Take Care….of You. My feelings were like a roller coaster while I was wasn’t working consistently. One day I’m hopeful and happy, the next I’m sad because I got a job rejection letter in the mail. The next I’m up exercising and trying to keep my stress level down, only to plop on my favorite red couch to swallow a whole pint of Blue Bell Cookies n’ Cream ice cream wondering when I would have medical benefits again.
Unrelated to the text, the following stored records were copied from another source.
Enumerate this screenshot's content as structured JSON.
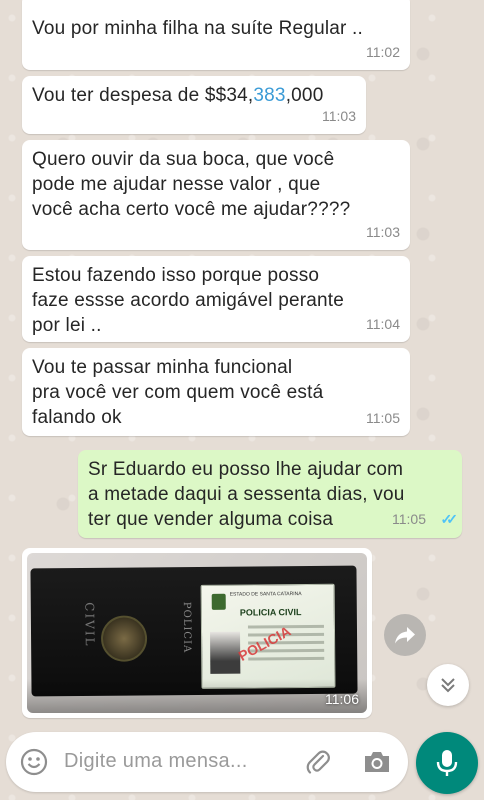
{
  "messages": [
    {
      "text": "Vou por minha filha na suíte Regular ..",
      "time": "11:02"
    },
    {
      "text_before": "Vou ter despesa de $$34,",
      "text_link": "383",
      "text_after": ",000",
      "time": "11:03"
    },
    {
      "text": "Quero ouvir  da sua boca, que você\npode me ajudar nesse valor , que\nvocê acha certo você me ajudar????",
      "time": "11:03"
    },
    {
      "text": "Estou fazendo isso porque posso\nfaze essse acordo amigável perante\npor lei ..",
      "time": "11:04"
    },
    {
      "text": "Vou te passar minha funcional\npra você ver com quem você está\nfalando ok",
      "time": "11:05"
    },
    {
      "text": "Sr Eduardo eu posso lhe ajudar com\na metade daqui a sessenta dias, vou\nter que vender alguma coisa",
      "time": "11:05",
      "outgoing": true,
      "ticks": "✓✓"
    }
  ],
  "photo_message": {
    "time": "11:06",
    "wallet_text_civil": "CIVIL",
    "wallet_text_policia": "POLICIA",
    "id_header": "ESTADO DE SANTA CATARINA",
    "id_title": "POLICIA CIVIL",
    "id_stamp": "POLICIA"
  },
  "composer": {
    "placeholder": "Digite uma mensa..."
  },
  "colors": {
    "incoming": "#ffffff",
    "outgoing": "#dcf8c6",
    "accent": "#00897b",
    "link": "#3b9bd6",
    "ticks": "#4fc3f7"
  },
  "icons": {
    "emoji": "emoji-icon",
    "attach": "paperclip-icon",
    "camera": "camera-icon",
    "mic": "mic-icon",
    "forward": "forward-icon",
    "scroll": "double-chevron-down-icon"
  }
}
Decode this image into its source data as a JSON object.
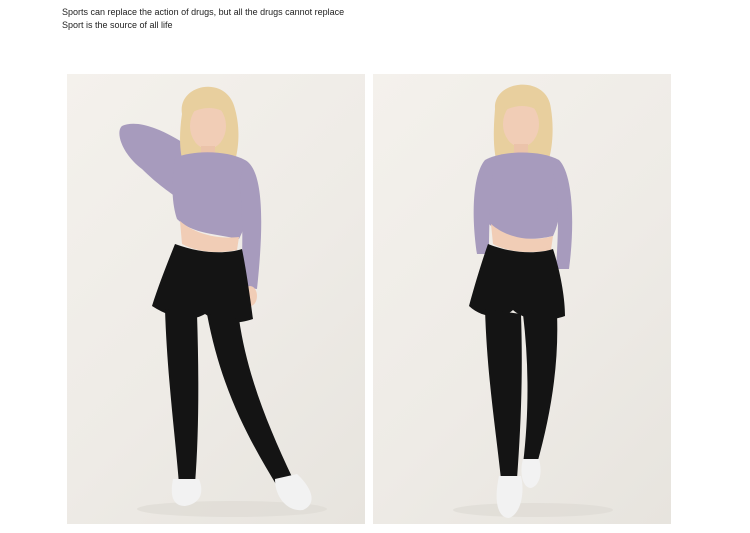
{
  "caption": {
    "line1": "Sports can replace the action of drugs, but all the drugs cannot replace",
    "line2": "Sport is the source of all life"
  },
  "colors": {
    "background": "#ffffff",
    "photo_background": "#f1eee9",
    "top": "#a79bbd",
    "shorts_leggings": "#141414",
    "hair": "#e8cf9e",
    "skin": "#f1cdb6",
    "shoes": "#f2f2f2"
  },
  "photos": [
    {
      "name": "model-photo-left",
      "subject": "model in lavender long-sleeve top and black shorts over leggings"
    },
    {
      "name": "model-photo-right",
      "subject": "model in lavender long-sleeve top and black shorts over leggings, front view"
    }
  ]
}
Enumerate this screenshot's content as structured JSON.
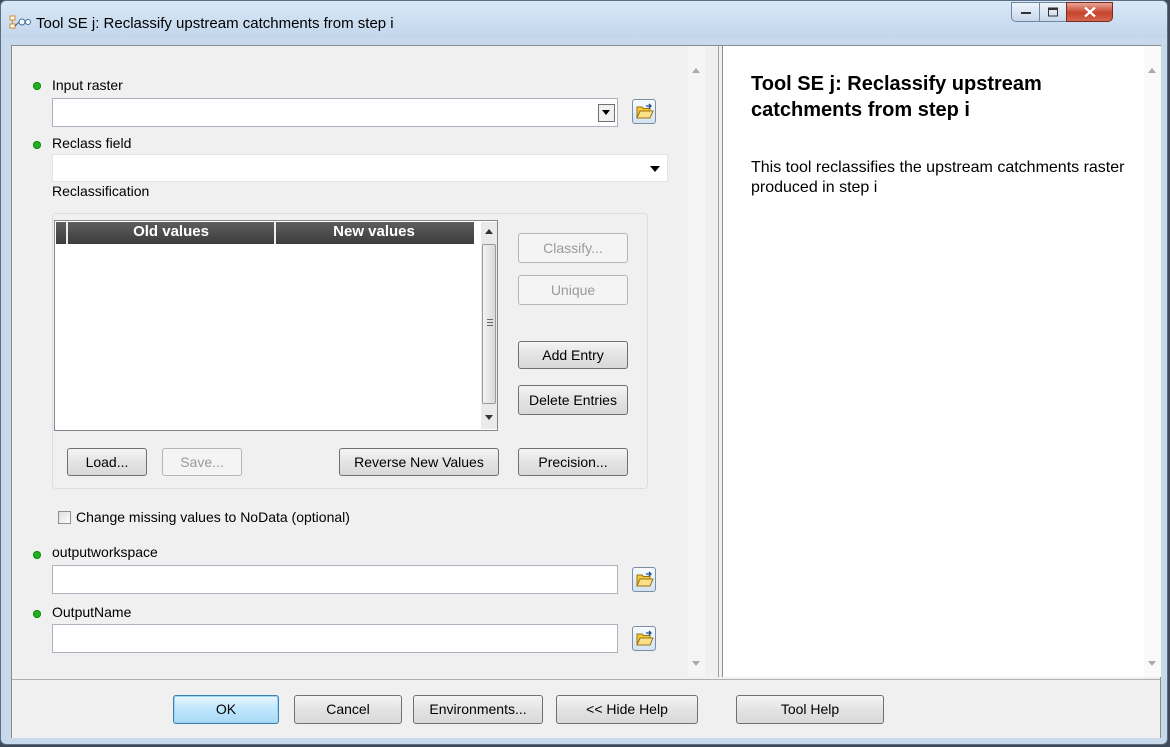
{
  "window": {
    "title": "Tool SE j: Reclassify upstream catchments from step i"
  },
  "form": {
    "input_raster": {
      "label": "Input raster",
      "value": ""
    },
    "reclass_field": {
      "label": "Reclass field",
      "value": ""
    },
    "reclassification": {
      "label": "Reclassification",
      "columns": [
        "Old values",
        "New values"
      ],
      "rows": [],
      "buttons": {
        "classify": "Classify...",
        "unique": "Unique",
        "add_entry": "Add Entry",
        "delete_entries": "Delete Entries",
        "load": "Load...",
        "save": "Save...",
        "reverse": "Reverse New Values",
        "precision": "Precision..."
      }
    },
    "change_missing": {
      "label": "Change missing values to NoData (optional)",
      "checked": false
    },
    "outputworkspace": {
      "label": "outputworkspace",
      "value": ""
    },
    "outputname": {
      "label": "OutputName",
      "value": ""
    }
  },
  "help": {
    "title": "Tool SE j: Reclassify upstream catchments from step i",
    "body": "This tool reclassifies the upstream catchments raster produced in step i"
  },
  "footer": {
    "ok": "OK",
    "cancel": "Cancel",
    "environments": "Environments...",
    "hide_help": "<< Hide Help",
    "tool_help": "Tool Help"
  },
  "colors": {
    "required_dot": "#22b022",
    "title_bar": "#c8d9ec",
    "close_button": "#c7432b",
    "table_header": "#4a4a4a"
  }
}
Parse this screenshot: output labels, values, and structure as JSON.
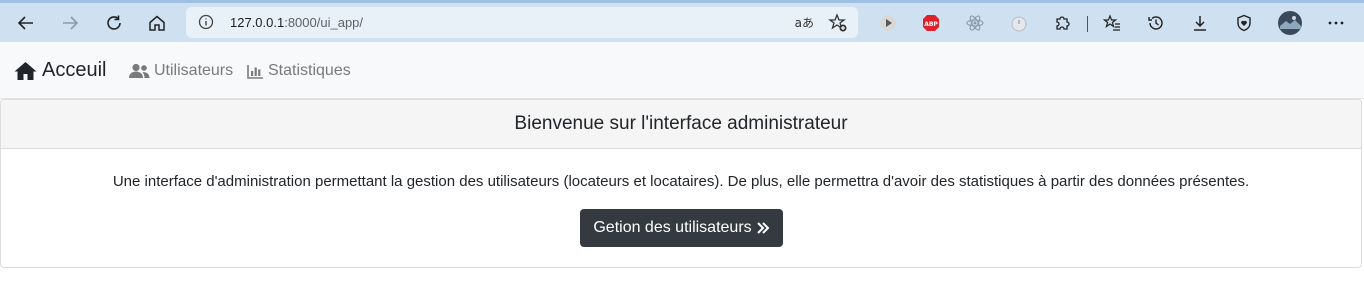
{
  "browser": {
    "url_host": "127.0.0.1",
    "url_rest": ":8000/ui_app/",
    "translate_label": "aあ",
    "extensions": [
      "play-extension-icon",
      "adblock-plus-icon",
      "react-devtools-icon",
      "timer-extension-icon",
      "extensions-puzzle-icon"
    ],
    "adblock_label": "ABP"
  },
  "navbar": {
    "brand_label": "Acceuil",
    "users_label": "Utilisateurs",
    "stats_label": "Statistiques"
  },
  "card": {
    "title": "Bienvenue sur l'interface administrateur",
    "description": "Une interface d'administration permettant la gestion des utilisateurs (locateurs et locataires). De plus, elle permettra d'avoir des statistiques à partir des données présentes.",
    "button_label": "Getion des utilisateurs"
  },
  "colors": {
    "toolbar_bg": "#cfe0f0",
    "navbar_bg": "#f8f9fa",
    "button_bg": "#343a40"
  }
}
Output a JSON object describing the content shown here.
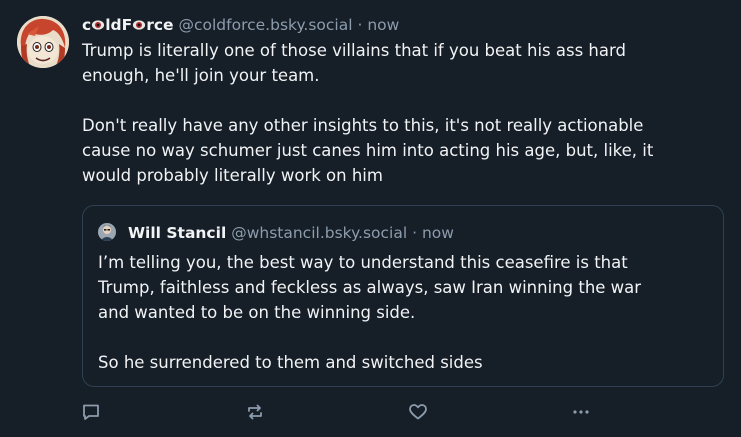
{
  "post": {
    "display_name_parts": [
      "c",
      "ldF",
      "rce"
    ],
    "handle": "@coldforce.bsky.social",
    "separator": "·",
    "time": "now",
    "text": "Trump is literally one of those villains that if you beat his ass hard\nenough, he'll join your team.\n\nDon't really have any other insights to this, it's not really actionable\ncause no way schumer just canes him into acting his age, but, like, it\nwould probably literally work on him"
  },
  "quote": {
    "display_name": "Will Stancil",
    "handle": "@whstancil.bsky.social",
    "separator": "·",
    "time": "now",
    "text": "I’m telling you, the best way to understand this ceasefire is that\nTrump, faithless and feckless as always, saw Iran winning the war\nand wanted to be on the winning side.\n\nSo he surrendered to them and switched sides"
  },
  "icons": {
    "reply": "speech-bubble-icon",
    "repost": "repost-arrows-icon",
    "like": "heart-icon",
    "more": "ellipsis-icon",
    "name_decoration": "eye-icon"
  },
  "colors": {
    "background": "#161e27",
    "text": "#f1f3f5",
    "muted": "#8c9cad",
    "border": "#2e4052",
    "eye_iris": "#a82b2b"
  }
}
My energy level dropped, I gained weight, and I was a mess. I’m so very grateful to family and friends that supported me and reminded me of Romans 8:28: And we know that all things work together for the good of those who love the Lord and are called according to His purpose. God always works things out for our good. I just had to do my part and make sure I was pursuing HIS purpose as well. I also had to readjust my social circle. Let’s face it, it’s hard to hang with friends like you used to when you’re broke. Even harder to balance healing from the loss of a job when most of your friends still work there. I worked hard at staying connected to church and sorority activity and even contacted a life coach to process my own disappointments. When I was down, my friends who also believe in God’s plan for my life kept me grounded. I believe in prayer, I believe in utilizing counseling and maintaining a healthy body to stay sane. So, whatever it takes and whatever works for you, do it and take control of what you can do especially in difficult times. It’s one of the biggest keys to recovery and getting focused on what’s next, not what’s left.
There were many more lessons learned and in this economy, I know I’m not the only one who has experienced shaky employment trials. But I firmly believe that things that can break us have the potential to build us into a stronger and better version of who we were before IF, we allow it.